Von JUSTIN LAHART
Wie das Wechselspiel zwischen der Politik und den Aktienmärkten nach der US-Wahl aussieht, mag für Spieltheoretiker interessant werden. Für Investoren, deren Geld auf dem Spiel steht, sind die Aussichten aber beängstigend.
Man braucht nur einen Blick auf die Ausgangslage zu werfen. Wenn es zur Fiskalklippe kommt – also zu den im Januar drohenden üppigen Steuererhöhungen und gleichzeitigen Ausgabenkürzungen - würde die Wirtschaft in den USA in die Rezession rutschen. Die meisten Investoren gehen davon aus, dass die US-Regierung und der Kongress versuchen werden, dieses Szenario zu verhindern. Aber sie wissen auch, dass der Druck, der Washington letztendlich zum Handeln zwingen wird, von sinkenden Aktienkursen ausgehen könnte. Könnte die Fiskalklippe umschifft werden, würde es an den Börsen natürlich zu einer Rally kommen.
Diese Situation macht es Anlegern schwer, und es wird noch schwieriger, wenn man bedenkt, dass es in Washington nicht immer rational zugeht.
Der Kongress, der durch ein Patt zwischen Republikanern und Demokraten gelähmt ist, hat nur bis zum Jahresende Zeit zu handeln. Eine Option wäre, dass er ein Paket verabschiedet, das die unter Ex-Präsident George W. Bush eingeführten Steuersenkungen verlängert – zum Beispiel bis Mitte des Jahres 2013 – und die Ausgabenkürzungen nach hinten verschiebt.
Aber das würde auch die Unsicherheit, die seit einigen Monaten unter Unternehmen und Investoren herrscht, verlängern. Und es würde große administrative Herausforderungen mit sich bringen. Allein eine Steuererhöhung mitten im Jahr hätte eine destabilisierende Wirkung.

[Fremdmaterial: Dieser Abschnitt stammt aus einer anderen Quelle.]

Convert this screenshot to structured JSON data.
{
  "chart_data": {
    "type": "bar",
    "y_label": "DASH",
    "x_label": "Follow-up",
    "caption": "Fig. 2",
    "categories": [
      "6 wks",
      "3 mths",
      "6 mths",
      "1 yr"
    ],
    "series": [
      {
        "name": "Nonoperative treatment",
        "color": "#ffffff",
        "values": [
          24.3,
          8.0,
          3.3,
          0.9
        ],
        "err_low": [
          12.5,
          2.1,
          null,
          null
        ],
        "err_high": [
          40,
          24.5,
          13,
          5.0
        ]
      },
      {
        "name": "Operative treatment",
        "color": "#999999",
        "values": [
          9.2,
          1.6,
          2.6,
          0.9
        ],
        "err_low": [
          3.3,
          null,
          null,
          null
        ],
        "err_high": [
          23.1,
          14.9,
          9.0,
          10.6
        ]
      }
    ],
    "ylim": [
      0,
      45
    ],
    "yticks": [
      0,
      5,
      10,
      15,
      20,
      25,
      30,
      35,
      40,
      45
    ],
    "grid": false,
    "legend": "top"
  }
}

Doch die Alternative, es so weit kommen zu lassen und dann eine Behelfslösung zu finden, sei noch schlimmer, sagt Edward Karl vom Berufsverband American Institute of Certified Public Accountants. In diesem Fall müsste die US-Steuerbehörde die Steuerbescheide erst zurückhalten, sie dann korrigieren und sie erneut verändern, sobald eine langfristige Lösung gefunden ist. Die Amerikaner würden sich fragen, wie viel Steuern sie letztendlich bezahlen müssen.
Dabei besteht das Risiko, dass die Regierung und der demokratisch gestimmte Senat auf höheren Steuersätzen für die Topverdiener bestehen, um die Fiskalklippe abzuwenden und das Vorhaben am Widerstand der Republikaner im Repräsentantenhaus scheitert. Viele von ihnen haben den Wählern versprochen, keine Steuern zu erhöhen.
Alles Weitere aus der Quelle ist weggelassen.